Assessment of diagnostic uncertainty

The ultimate outcome of a complex process in routine medical laboratories is the result of an appropriate quality, i.e. accurate result. MU is a data that relates to the measurement result itself, but it should take into account all the factors that influence the interpretation of the measured value used for diagnosis and monitoring of the patient's treatment. In laboratory medicine, an appropriate MU assessment should have the ultimate goal of reducing diagnostic uncertainty (48). Although the concept of error is more practical for a routine laboratory process, it covers only part of a complex test chain in laboratory medicine. The concept of uncertainty implies the likelihood of the impact of pre-analytical, analytical, biological and post-analytical causes on the outcome of laboratory medicine, which is a clinical response to the outcome. Also, measurement errors are usually a wider set of causes of measurement uncertainty (49). However, accepting the concept of error and the concept of measurement is a prerequisite for achieving appropriate quality characteristics that are the basis of good laboratory practice and contributes to reducing diagnostic uncertainty.

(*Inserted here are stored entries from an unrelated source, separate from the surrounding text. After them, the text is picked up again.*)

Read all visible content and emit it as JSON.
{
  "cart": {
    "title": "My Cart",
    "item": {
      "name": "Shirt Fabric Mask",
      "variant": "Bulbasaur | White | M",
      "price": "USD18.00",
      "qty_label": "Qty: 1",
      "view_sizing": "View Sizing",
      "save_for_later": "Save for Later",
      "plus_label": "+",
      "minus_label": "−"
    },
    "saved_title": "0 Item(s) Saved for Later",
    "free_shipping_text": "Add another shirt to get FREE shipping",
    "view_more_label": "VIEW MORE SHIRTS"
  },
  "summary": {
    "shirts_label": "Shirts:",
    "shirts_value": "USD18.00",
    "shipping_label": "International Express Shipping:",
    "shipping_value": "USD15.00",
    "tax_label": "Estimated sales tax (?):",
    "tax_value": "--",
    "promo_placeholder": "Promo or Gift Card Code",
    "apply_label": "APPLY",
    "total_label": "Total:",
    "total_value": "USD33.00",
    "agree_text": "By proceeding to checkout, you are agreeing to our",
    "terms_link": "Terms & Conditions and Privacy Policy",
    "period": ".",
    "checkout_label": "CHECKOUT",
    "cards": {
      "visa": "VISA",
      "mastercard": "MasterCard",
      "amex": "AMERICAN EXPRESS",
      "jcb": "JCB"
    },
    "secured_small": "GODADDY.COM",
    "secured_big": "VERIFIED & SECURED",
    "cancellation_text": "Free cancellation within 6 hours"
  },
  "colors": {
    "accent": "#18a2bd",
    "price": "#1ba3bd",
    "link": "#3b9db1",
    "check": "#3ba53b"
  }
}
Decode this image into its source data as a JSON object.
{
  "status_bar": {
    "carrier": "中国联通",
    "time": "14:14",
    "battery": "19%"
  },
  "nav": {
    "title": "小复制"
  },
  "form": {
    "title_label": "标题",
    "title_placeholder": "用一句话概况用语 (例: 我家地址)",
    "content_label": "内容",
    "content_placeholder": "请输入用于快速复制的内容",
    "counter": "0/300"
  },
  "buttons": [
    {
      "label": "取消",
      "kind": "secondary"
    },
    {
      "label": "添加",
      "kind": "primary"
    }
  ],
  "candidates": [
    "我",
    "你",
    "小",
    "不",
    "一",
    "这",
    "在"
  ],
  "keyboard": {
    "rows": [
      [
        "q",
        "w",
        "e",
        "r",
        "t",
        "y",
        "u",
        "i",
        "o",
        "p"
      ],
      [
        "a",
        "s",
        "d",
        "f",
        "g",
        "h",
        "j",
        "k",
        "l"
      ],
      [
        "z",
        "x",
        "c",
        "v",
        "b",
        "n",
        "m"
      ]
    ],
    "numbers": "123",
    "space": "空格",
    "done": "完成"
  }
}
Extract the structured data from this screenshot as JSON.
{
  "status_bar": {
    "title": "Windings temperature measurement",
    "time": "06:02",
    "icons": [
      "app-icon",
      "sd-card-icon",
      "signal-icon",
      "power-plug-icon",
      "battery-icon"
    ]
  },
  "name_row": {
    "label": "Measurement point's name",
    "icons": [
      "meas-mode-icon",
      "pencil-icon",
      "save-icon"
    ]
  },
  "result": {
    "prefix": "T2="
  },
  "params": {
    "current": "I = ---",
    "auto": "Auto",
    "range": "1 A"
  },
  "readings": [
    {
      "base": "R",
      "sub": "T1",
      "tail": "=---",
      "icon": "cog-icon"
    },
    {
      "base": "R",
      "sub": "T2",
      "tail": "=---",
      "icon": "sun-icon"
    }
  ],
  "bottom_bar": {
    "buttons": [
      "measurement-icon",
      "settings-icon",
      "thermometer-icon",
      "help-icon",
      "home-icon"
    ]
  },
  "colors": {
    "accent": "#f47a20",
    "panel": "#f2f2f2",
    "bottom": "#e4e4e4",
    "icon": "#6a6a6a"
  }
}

The problem of applying this comprehensive model in routine laboratory medicine is precisely the complex calculation of the MU end-point and the corresponding interpretation, for which knowledge in mathematics and advanced statistics is needed. It is considered that the measurement uncertainty assessment should have a predictive value. Instead of frequentist statistics and determining the frequency of a certain value with previously defined statistical significance, it is necessary to consider all the previous factors, i.e. influences on measurement uncertainty and on the basis of them are predicted by some possible factors that were not taken into account by the original assessment (48). Knowledge of biological, pre-analytical and post-analytical variation, as well as analytical variation is necessary, so that proper use of the concept of uncertainty can contribute to the clinical benefit of measuring methods. Despite the requirements for measurement uncertainty, baseline data are used to determine the analytical error, the question arises as to whether laboratories can combine the concept of measurement uncertainty and the overall error of determination in their routine work, while respecting the necessary dynamics of the MU assessment?

Methods for calculating MU are not detailed in the standards, accreditation bodies have accepted the concept of error and measurement uncertainty. It is on the laboratory that it defines which approach to use in assessing and displaying the characteristics of the quality of its routine work. Current approaches to measurement uncertainty that use imprecision and accuracy calculation using control samples and use of EQA/PT data relate to the uncertainty of the result of the control sample itself, i.e. uncertainty of the method. In order to evaluate the MU of the patient result it is necessary to use patient samples. In this way, it could affect diagnostic uncertainty which is the ultimate goal of laboratory medicine. The question arises as to whether this is practically possible?

Conclusion

In scientific circles, there is still no final conclusion on the methodology for evaluation the uncertainty in the measurement in laboratory medicine. Currently, ISO is implementing a new project on a practical guideline for assessing measurement uncertainty in medical laboratories (ISO/NP TS 20914 Medical Laboratories – Practical Guide for the measurement of measurement uncertainty). Medical laboratories remain to continue to implement the basic principles of good laboratory practice, thus helping each other to implement good clinical practice. Also, setting diagnoses in medicine is a decision with a certain degree of uncertainty, rather than statistically and mathematically calculated conclusion.